Während es in Düsseldorf jetzt geteilte Agenden gibt – Remus Şucheană ist Ballettdirektor und Martin Schläpfer Chefchoreograf und künstlerischer Leiter, wird er in Wien sowohl Ballettchef als auch Chefchoreograf sein und der Ballettakademie künstlerisch vorstehen. Sein Anliegen ist es, das klassische Erbe zu pflegen, aber auch selbst zu choreografieren und Kreationen für seine Tänzer in der Staatsoper und in der Volksoper zu schaffen. So soll es u.a. weiter den „Schwanensee“ von Rudolf Nurejew geben, denn „mein Schwanensee war für Düsseldorf gemacht und nicht für Wien“, stellt er klar. „Man darf den Direktor Schläpfer von Mainz und Düsseldorf nicht mit dem Ballettchef Schläpfer in Wien verwechseln.“ Er ist sich der herausfordernden Aufgabe mit dem Wiener Staatsballett bewusst. So will er auch noch nicht vorgreifen, was er für seine erste Spielzeit in Wien vorhat sondern verweist auf die Pressekonferenz im Frühjahr. Er hofft, dass es ihm gelingt einen hochkarätigen Spielplan für seine erste Saison vorzustellen: „That is my ambition.“
Darüber hinaus will er keine choreografische Monokultur. Bereits in Mainz hat er choreografische Talente gefördert – so nennt er beispielsweise seine ehemaligen Tänzer wie Jörg Weinöhl, der das Ballett der Grazer Oper leitete oder Antoine Jully, jetziger Ballettchef in Oldenburg.

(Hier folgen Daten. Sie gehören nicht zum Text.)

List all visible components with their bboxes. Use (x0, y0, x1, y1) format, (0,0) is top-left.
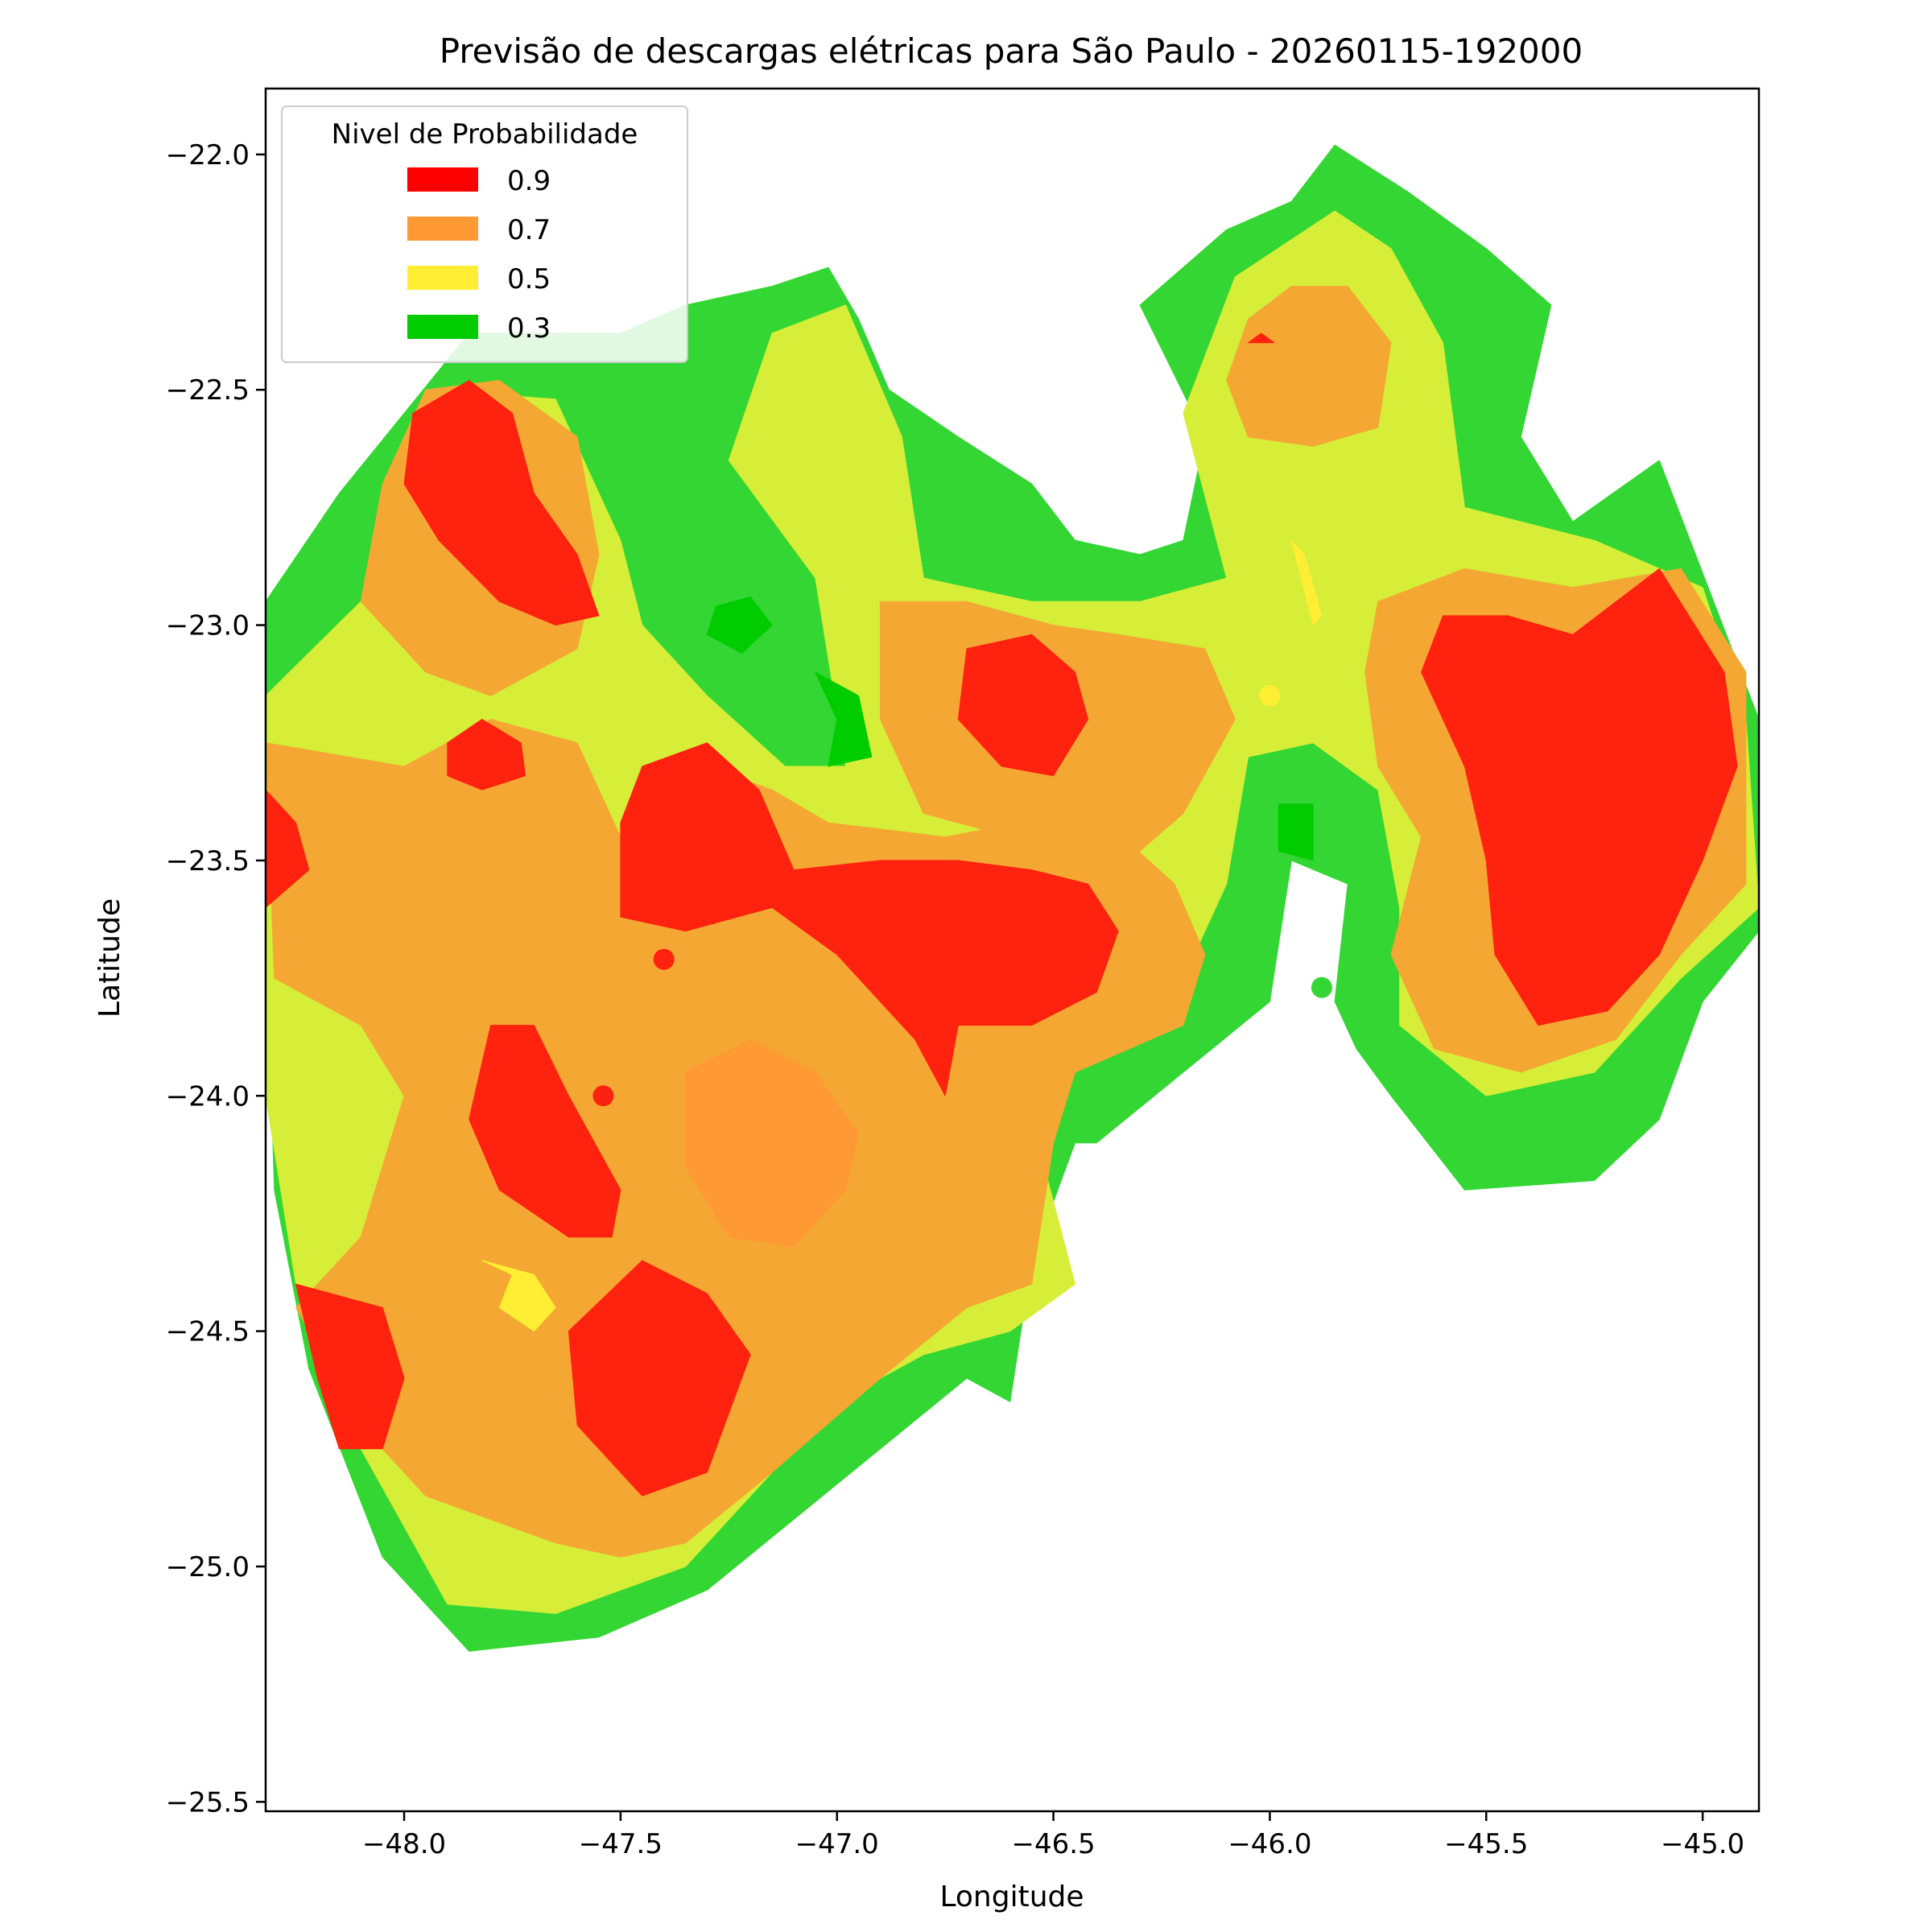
region-level-07-blob (685, 1038, 860, 1247)
legend-box (281, 105, 688, 363)
region-level-07-northeast (1226, 286, 1392, 447)
legend-title: Nivel de Probabilidade (332, 118, 638, 151)
region-level-05-spot-1 (481, 1260, 556, 1332)
region-level-09-center-north (957, 634, 1089, 777)
contour-regions (266, 144, 1759, 1652)
probability-marker-2 (653, 948, 675, 970)
y-tick-label: −25.0 (166, 1551, 250, 1583)
probability-marker-1 (266, 845, 285, 867)
y-tick-label: −25.5 (166, 1786, 250, 1818)
x-tick-label: −45.0 (1661, 1828, 1744, 1860)
y-tick-label: −23.5 (166, 845, 250, 877)
y-axis: −22.0 −22.5 −23.0 −23.5 −24.0 −24.5 −25.0 −25.5 (166, 139, 266, 1818)
x-tick-label: −47.5 (579, 1828, 663, 1860)
region-level-09-small-west (447, 719, 526, 791)
y-tick-label: −24.0 (166, 1080, 250, 1113)
x-axis: −48.0 −47.5 −47.0 −46.5 −46.0 −45.5 −45.0 (362, 1811, 1744, 1860)
region-level-09-northeast-tip (1248, 332, 1275, 344)
plot-frame (264, 87, 1761, 1813)
y-tick-label: −22.0 (166, 139, 250, 171)
region-level-09-center (620, 742, 1119, 1096)
legend-label: 0.5 (507, 263, 551, 295)
region-level-05-spot-2 (1290, 539, 1323, 626)
region-level-09-northwest (403, 380, 600, 626)
region-level-09-east (1421, 568, 1738, 1026)
chart-title: Previsão de descargas elétricas para São… (440, 31, 1583, 71)
x-tick-label: −45.5 (1444, 1828, 1528, 1860)
region-level-09-southwest-edge (295, 1283, 405, 1450)
y-axis-label: Latitude (93, 898, 126, 1018)
y-tick-label: −22.5 (166, 374, 250, 407)
legend-swatch (407, 167, 478, 192)
y-tick-label: −23.0 (166, 610, 250, 642)
legend-label: 0.9 (507, 165, 551, 197)
x-tick-label: −48.0 (362, 1828, 446, 1860)
probability-marker-5 (1311, 976, 1332, 998)
x-tick-label: −46.5 (1011, 1828, 1095, 1860)
region-level-09-southwest-1 (469, 1025, 621, 1238)
region-dark-green-1 (706, 597, 773, 654)
legend-swatch (407, 266, 478, 290)
legend-swatch (407, 315, 478, 339)
region-dark-green-3 (1278, 803, 1314, 861)
region-level-09-west-edge (266, 789, 310, 908)
probability-marker-3 (592, 1085, 614, 1107)
legend-label: 0.7 (507, 214, 551, 246)
probability-markers (266, 685, 1332, 1107)
region-level-09-southwest-2 (568, 1260, 751, 1496)
probability-marker-4 (1259, 685, 1281, 707)
x-tick-label: −46.0 (1228, 1828, 1311, 1860)
x-axis-label: Longitude (939, 1880, 1084, 1913)
region-dark-green-2 (815, 671, 873, 767)
legend-label: 0.3 (507, 312, 551, 345)
legend: Nivel de Probabilidade 0.9 0.7 0.5 0.3 (281, 105, 688, 363)
y-tick-label: −24.5 (166, 1316, 250, 1348)
x-tick-label: −47.0 (795, 1828, 879, 1860)
legend-swatch (407, 217, 478, 241)
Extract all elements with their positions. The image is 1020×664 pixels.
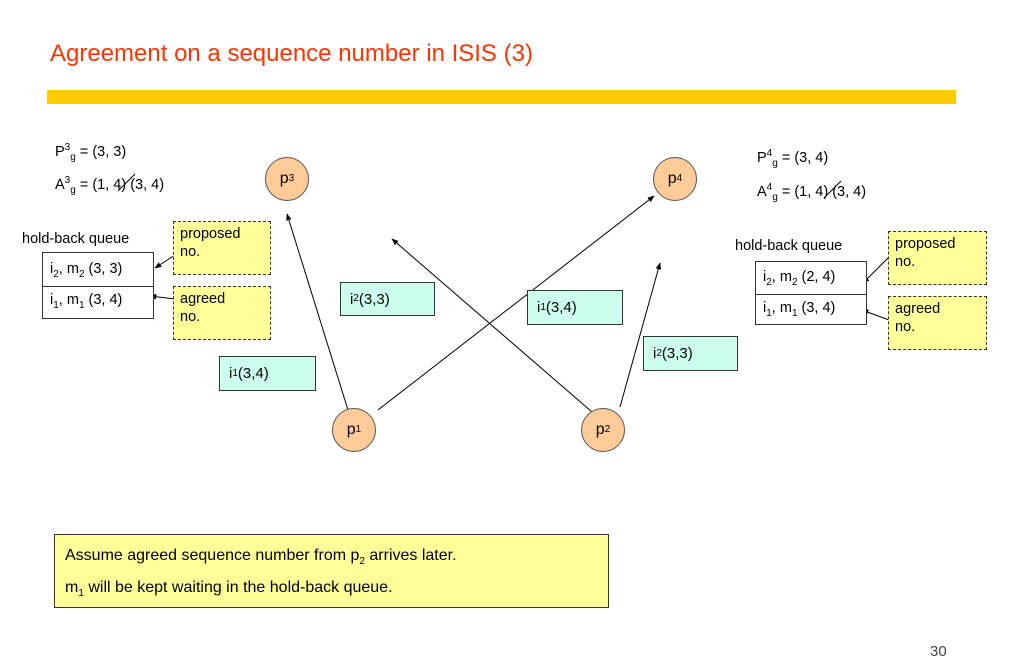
strike-right bbox=[823, 180, 842, 199]
arrow-left-agreed bbox=[149, 293, 176, 300]
strike-left bbox=[117, 173, 136, 192]
page-number: 30 bbox=[930, 643, 947, 660]
left-agreed-note: agreed no. bbox=[173, 286, 271, 340]
right-agreed-note: agreed no. bbox=[888, 296, 987, 350]
footer-note: Assume agreed sequence number from p2 ar… bbox=[54, 534, 609, 608]
slide-title: Agreement on a sequence number in ISIS (… bbox=[50, 40, 533, 67]
arrow-left-proposed bbox=[154, 254, 176, 269]
left-proposed-note: proposed no. bbox=[173, 221, 271, 275]
arrow-p1-to-p3 bbox=[286, 213, 349, 411]
queue-row: i2, m2 (2, 4) bbox=[763, 269, 836, 288]
queue-row: i2, m2 (3, 3) bbox=[50, 261, 123, 280]
right-a-equation: A4g = (1, 4) (3, 4) bbox=[757, 182, 867, 203]
arrow-p2-to-left bbox=[391, 238, 593, 413]
right-a-struck-value: (1, 4) bbox=[794, 184, 829, 200]
left-hold-back-queue: i2, m2 (3, 3) i1, m1 (3, 4) bbox=[42, 252, 154, 319]
left-p-equation: P3g = (3, 3) bbox=[55, 142, 127, 163]
footer-line-1: Assume agreed sequence number from p2 ar… bbox=[65, 547, 457, 568]
right-proposed-note: proposed no. bbox=[888, 231, 987, 285]
arrow-p2-to-right bbox=[619, 262, 662, 408]
arrow-right-proposed bbox=[862, 256, 890, 284]
left-a-equation: A3g = (1, 4) (3, 4) bbox=[55, 175, 165, 196]
right-p-equation: P4g = (3, 4) bbox=[757, 148, 829, 169]
right-queue-label: hold-back queue bbox=[735, 238, 843, 254]
arrow-p1-to-p4 bbox=[377, 195, 655, 411]
left-queue-label: hold-back queue bbox=[22, 231, 130, 247]
queue-row: i1, m1 (3, 4) bbox=[43, 286, 153, 318]
left-a-struck-value: (1, 4) bbox=[92, 177, 127, 193]
title-underline-bar bbox=[47, 90, 956, 104]
footer-line-2: m1 will be kept waiting in the hold-back… bbox=[65, 579, 393, 600]
queue-row: i1, m1 (3, 4) bbox=[756, 294, 866, 324]
right-hold-back-queue: i2, m2 (2, 4) i1, m1 (3, 4) bbox=[755, 261, 867, 325]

Beide erhielten bei ihm die Möglichkeit sich choreografisch zu entwickeln. Auch im Ballett am Rhein wurde durch ihn mit „Young Moves“ in der Spielzeit 2015/16 eine Plattform gegründet zur Förderung junger Choreografen, die sich einmal im Jahr mit ihren Ideen auf einer der beiden Bühnen in Düsseldorf oder Duisburg präsentieren dürfen, wobei die Erarbeitung und die Vorbereitung dieser Stücke in den Betrieb des Opernhauses eingebettet sind. So war kürzlich mit „As ist leaves“ ein Werk von Brice Asnar vom Ballett am Rhein bei der „10. Internationalen Ballettgala“ in Salzburg zu sehen. Für Wien wurden bereits Gespräche begonnen, um die Schiene der jungen Choreografen weiter zu pflegen. „Aber ich bin noch nicht da, es gehört alles gut vorbereitet und platziert – es kann auch nicht alles sofort da sein.“
Wie geht er an eine neue Kreation heran? Was kommt zuerst, die Idee oder die Musik?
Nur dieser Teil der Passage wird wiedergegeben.